The point of view in Beloved switches constantly and suddenky, sometimes from one sentence to the next. In the very first chapter we hear the voice of Sethe – “counting on the stillness of her soul, she had forgotten the other one”; to Baby Suggs (who confusingly is dead in 1873 when the novel begins) - "Baby Suggs didn’t even raise her head”; to Paul D, - “he looked at her closely y then”; and even includes Denver – “Again she wished for the bay ghost”. This has the effect of bewildering the reader but might also be seen as a way of conveying the different effects on different individuals of the effects of slavery. We also gain fuller impressions of each individual character. Furthermore, the variation in point of view allows the reader early to understand through Paul D, what happened at Sweet Home on the night of the failed escape – something that has haunted Sethe for years: what exactly happened was witnessed by Paul D..

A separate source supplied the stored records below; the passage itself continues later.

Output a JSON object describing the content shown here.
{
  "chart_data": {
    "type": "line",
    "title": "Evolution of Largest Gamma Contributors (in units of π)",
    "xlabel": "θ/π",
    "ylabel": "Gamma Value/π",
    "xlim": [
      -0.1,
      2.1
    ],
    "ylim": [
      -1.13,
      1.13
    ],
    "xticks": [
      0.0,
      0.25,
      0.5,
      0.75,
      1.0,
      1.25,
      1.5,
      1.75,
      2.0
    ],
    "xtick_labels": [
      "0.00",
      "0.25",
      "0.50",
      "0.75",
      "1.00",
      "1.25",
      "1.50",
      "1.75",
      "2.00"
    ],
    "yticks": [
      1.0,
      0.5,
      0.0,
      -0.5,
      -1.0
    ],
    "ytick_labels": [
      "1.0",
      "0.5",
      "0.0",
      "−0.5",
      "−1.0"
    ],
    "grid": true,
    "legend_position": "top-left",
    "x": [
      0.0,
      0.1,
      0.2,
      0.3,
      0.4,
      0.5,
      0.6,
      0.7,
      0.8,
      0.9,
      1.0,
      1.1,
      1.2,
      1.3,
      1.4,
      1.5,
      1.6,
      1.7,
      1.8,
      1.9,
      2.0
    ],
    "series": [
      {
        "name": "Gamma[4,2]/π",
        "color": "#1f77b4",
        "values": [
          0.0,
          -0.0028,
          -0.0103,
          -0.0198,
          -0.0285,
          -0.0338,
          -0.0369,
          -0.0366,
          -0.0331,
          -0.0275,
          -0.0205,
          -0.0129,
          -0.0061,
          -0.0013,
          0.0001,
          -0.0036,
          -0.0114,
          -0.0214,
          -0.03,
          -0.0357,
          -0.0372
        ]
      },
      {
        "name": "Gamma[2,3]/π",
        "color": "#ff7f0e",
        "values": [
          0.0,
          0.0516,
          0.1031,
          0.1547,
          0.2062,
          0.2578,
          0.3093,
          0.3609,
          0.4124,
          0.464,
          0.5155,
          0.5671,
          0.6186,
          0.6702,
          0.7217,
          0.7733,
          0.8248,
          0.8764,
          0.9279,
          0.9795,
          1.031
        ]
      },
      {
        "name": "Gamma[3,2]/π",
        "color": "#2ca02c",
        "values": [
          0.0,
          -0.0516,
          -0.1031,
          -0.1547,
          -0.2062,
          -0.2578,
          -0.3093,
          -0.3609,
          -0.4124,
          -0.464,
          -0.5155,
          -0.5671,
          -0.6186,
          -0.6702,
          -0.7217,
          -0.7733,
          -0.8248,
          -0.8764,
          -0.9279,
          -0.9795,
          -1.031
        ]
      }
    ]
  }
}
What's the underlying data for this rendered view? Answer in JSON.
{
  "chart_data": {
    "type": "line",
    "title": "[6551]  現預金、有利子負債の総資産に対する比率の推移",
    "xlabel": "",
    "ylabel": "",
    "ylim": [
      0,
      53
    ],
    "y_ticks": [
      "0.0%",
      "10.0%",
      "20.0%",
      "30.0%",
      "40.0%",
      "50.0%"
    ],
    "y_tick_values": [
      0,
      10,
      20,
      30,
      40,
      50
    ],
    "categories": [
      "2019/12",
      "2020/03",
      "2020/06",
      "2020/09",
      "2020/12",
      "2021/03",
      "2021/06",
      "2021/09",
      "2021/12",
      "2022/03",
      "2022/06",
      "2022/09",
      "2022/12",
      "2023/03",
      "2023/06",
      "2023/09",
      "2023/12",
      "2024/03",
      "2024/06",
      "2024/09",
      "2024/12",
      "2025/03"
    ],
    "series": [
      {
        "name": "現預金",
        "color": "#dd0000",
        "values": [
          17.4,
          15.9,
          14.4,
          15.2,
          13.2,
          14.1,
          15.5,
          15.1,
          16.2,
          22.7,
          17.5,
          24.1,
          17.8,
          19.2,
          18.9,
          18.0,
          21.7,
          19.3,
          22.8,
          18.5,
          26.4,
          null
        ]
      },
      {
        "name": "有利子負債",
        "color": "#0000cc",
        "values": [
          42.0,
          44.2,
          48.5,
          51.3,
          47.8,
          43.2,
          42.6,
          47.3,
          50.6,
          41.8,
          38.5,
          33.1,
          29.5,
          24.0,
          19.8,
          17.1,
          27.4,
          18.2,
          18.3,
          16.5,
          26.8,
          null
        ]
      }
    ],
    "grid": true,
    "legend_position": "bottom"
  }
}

Finally, it has been argued and Morrison has admitted in interviews (Corey, 33) that the novel’s style is, above all else, an attempt to deliberately discomfort the readers. Corey admits that “Multiple plot lines, shifting points of view, and complicated chronology all contribute to the haunting effect of this novel. (31) But the argument goes further: Corey writes about “Morrison’s stated desire that her novel create discomfort and unease in order to confront her readers with an unfamiliar reality.” (31) The unfamiliar reality of the experience of being a slave and subject to violent whims of white people who consider you non-human, in the way that Schoolmaster does, and who inflict terrible physical and psychological suffering on you. From this perspective, Morrison’s style is not just a superficial adornment to keep the readers guessing; rather it is a deliberate attempt to disturb and shock by its strangeness. As Corey concludes:
Beloved presents readers with the shocking otherness of the slave experience, with their complicity in this tragedy, and with the consequences of attempting to set aside or forget this aspect of our national history. (32)
Thus it can be seen that the style of beloved does not simply add value and complement the novel, it is an essential part of the novel’s meaning.
Corey, Susan. ‘’Towards the Limits of Mystery – The Grotesque in Toni Morrison’s Beloved.’ Pages 31 – 48. Reyes-Connor, Marc Cameron. The Aesthetics of Toni Morrison: Speaking the Unspeakable. 2000. Jackson, MS: University of Mississippi Press. Print.
Daniels, Steven V. ‘Putting “His Story Next to Hers”: Choice, Agency and the Structure of Beloved.’ Pages 5 – 24 in Bloom, Harold. Toni Morrison’s Beloved. 2009. New York: Infobase. Print.
Morrison, Toni. Beloved.1987. London: Chatto and Windus. Print.